I’ve had a camera in my hands since the 4th grade — there has never been a time I didn’t want to take pictures. As a shy child, I found expression through photography. I think the biggest moment that crystalized my career path was in 1988 when my mom entered a few of my landscapes and other stills into the Snohomish County Fair in Washington State. One of my prints took “Sweepstakes,” the best of all categories combined, even beating out the pros! I was in the 8th grade. I never looked back.
After attending Brooks Institute of Photography and moving into motion pictures, a loose term for video and film in my opinion, I landed my first photojournalism gig for the small ABC News affiliate in Palm Springs, California. News quickly showed me the world up close and extremely personal. I will always be amazed by all of the things I covered in my 20 years within the industry. You name it, I’ve covered it.
This, interestingly, is actually why I decided to exit the news business. It’s a grueling pace and just too much content to cover. Long story short, I started my own video and photography business and am much happier. I enjoy the slower pace, which translates to more time spent creatively.
Did I mention that news was grueling? Try daily deadlines from story implementation to shooting to editing and live coverage presenting said story… in one day. Rough. But, damn, can I shoot and edit quickly now.
Technology. OMG! I am not going to dive into this one because it’s just so immense. But being able to use the same DSLR for stills and video and battery operated lights that change color temperature without filters and… oh… right… I wasn’t going to dive into this one. But seriously, wow.

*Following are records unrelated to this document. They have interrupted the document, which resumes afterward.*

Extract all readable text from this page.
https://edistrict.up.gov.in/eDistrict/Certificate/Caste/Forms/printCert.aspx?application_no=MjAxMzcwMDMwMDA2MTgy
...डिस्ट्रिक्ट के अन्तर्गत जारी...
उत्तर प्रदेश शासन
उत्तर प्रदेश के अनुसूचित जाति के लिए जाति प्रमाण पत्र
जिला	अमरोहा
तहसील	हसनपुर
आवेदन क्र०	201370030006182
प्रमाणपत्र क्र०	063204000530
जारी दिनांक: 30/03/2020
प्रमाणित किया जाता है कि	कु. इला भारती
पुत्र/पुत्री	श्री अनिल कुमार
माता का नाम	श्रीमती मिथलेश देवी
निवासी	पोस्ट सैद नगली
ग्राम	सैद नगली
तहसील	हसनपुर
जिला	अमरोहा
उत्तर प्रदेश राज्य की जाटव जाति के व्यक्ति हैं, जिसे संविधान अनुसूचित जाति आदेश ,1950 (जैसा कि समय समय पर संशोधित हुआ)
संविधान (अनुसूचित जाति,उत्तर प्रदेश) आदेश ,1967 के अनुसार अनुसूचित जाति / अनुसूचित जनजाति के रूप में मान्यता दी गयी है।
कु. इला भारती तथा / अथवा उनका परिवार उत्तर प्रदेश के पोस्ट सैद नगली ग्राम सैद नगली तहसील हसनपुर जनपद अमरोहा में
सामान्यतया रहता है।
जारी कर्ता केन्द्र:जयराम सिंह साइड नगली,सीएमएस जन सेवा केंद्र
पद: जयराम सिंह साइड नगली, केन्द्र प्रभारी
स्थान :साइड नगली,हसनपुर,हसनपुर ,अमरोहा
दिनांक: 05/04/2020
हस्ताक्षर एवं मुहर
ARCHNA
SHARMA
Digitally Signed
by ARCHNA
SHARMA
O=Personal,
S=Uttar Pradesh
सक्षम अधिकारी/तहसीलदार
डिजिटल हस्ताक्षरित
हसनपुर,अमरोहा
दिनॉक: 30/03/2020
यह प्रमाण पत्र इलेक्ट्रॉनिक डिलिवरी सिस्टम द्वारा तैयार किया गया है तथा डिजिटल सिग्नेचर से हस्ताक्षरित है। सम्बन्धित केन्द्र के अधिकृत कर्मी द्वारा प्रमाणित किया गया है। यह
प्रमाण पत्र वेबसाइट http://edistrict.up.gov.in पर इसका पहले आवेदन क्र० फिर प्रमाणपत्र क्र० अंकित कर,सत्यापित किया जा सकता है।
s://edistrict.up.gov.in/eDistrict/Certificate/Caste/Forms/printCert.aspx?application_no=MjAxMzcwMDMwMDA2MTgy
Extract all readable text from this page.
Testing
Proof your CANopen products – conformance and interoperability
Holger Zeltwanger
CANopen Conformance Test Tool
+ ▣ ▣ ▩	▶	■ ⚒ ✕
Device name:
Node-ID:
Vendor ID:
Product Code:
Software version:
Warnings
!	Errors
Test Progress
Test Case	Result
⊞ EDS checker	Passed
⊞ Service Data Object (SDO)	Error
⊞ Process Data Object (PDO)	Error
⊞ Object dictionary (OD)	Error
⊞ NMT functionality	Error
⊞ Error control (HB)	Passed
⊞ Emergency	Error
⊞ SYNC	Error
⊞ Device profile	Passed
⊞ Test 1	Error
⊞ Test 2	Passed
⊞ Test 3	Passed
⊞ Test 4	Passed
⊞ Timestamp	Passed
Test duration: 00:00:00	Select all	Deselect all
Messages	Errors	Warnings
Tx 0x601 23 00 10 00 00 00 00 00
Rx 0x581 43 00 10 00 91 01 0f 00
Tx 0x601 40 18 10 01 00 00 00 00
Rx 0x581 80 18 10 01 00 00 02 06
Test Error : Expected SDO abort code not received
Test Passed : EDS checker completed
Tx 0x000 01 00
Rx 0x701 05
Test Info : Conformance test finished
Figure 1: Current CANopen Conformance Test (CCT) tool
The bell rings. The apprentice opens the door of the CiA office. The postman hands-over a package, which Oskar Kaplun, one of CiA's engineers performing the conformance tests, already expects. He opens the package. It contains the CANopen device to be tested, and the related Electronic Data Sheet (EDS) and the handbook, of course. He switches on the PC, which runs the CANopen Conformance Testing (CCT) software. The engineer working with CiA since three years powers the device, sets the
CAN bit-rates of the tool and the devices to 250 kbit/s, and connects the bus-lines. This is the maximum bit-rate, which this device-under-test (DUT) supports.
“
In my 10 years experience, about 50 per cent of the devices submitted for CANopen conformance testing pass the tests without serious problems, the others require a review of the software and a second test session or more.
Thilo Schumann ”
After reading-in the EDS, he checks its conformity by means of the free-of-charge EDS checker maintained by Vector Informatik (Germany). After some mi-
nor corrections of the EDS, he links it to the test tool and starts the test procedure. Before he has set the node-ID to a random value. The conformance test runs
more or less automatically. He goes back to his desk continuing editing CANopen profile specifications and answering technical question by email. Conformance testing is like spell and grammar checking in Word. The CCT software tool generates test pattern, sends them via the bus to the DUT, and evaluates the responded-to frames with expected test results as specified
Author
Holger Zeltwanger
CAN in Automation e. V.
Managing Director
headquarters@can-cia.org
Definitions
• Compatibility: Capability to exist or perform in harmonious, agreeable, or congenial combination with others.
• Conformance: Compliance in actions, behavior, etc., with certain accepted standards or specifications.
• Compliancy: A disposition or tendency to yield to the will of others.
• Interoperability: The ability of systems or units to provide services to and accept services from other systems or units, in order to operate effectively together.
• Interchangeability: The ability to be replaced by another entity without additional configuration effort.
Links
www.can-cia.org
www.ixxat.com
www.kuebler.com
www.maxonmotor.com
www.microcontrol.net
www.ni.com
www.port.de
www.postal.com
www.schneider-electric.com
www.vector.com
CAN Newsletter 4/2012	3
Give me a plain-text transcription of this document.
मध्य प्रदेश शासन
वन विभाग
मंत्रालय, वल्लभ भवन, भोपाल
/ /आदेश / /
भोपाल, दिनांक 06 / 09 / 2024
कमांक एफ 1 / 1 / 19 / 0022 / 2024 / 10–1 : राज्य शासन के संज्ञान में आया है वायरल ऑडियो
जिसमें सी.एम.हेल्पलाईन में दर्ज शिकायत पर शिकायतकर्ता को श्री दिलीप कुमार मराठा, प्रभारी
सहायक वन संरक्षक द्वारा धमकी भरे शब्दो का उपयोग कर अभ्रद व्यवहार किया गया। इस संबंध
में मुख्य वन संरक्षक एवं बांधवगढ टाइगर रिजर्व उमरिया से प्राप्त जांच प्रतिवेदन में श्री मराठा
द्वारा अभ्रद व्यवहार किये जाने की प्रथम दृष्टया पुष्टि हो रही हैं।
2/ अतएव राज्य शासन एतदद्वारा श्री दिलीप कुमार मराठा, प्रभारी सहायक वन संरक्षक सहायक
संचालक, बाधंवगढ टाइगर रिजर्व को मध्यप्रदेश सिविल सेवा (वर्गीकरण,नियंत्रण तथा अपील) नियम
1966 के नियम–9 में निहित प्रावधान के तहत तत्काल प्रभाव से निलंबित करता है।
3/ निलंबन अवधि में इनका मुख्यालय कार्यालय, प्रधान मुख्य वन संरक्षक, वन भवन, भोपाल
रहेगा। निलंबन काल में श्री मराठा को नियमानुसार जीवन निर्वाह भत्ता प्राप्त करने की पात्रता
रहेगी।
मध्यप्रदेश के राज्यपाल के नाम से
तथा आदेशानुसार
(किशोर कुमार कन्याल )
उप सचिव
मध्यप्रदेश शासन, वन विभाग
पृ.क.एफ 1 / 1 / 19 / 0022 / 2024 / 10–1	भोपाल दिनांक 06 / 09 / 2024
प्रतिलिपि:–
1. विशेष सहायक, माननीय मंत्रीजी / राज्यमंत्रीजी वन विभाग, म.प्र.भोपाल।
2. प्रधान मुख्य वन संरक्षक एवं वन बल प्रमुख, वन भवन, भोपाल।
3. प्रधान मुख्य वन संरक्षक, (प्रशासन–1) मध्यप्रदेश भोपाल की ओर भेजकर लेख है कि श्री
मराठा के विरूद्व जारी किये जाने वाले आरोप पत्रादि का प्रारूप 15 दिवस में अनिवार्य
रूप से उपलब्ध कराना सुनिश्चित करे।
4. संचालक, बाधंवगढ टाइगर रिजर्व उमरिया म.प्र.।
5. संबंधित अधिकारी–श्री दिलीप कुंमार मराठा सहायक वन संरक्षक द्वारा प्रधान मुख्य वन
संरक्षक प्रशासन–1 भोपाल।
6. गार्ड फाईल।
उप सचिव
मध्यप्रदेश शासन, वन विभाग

I think it’s going to follow what technology is doing. I remember back in the mid-90s, Bill Gates gave an interview to junior high school kids about Microsoft. One of the children asked him, “What will computers look like in the future?” Gates responded with, “They will be no larger than the palm of your hand.” Everybody looked at him, including me, and was like, “Yeah, right, whatever, buddy.”
I guess that’s why he’s the billionaire and I’m not. Anyway, branding and design will stay pretty close to where the technology takes us because that’s the platform it’ll use. If we can place a one minute and thirty second video in the palm of a hand as we do now, then that’s the path it will follow. It’s the same path consumers follow, technically speaking. Creatively, there are already so many options to design and implement a brand, and it will simply get more impressive and cost effective. Imagination is everything.
I’ll be honest, this is a tough one because of my line of work. I’m dealing with technical problems daily. Lighting is typically my number one. But these problems don’t present themselves to the client like they do to me behind the lens. 95% of the time I’m the only one who sees it, fixes it and gets the shot without anyone ever being the wiser.
Doing. What. I. Love. I get to be in the field shooting stories and editing videos about the world around us. Whether it be a news or brand segment, I have gotten to see and experience it all to meet new people and tell their stories. I just can’t imagine anything better than that.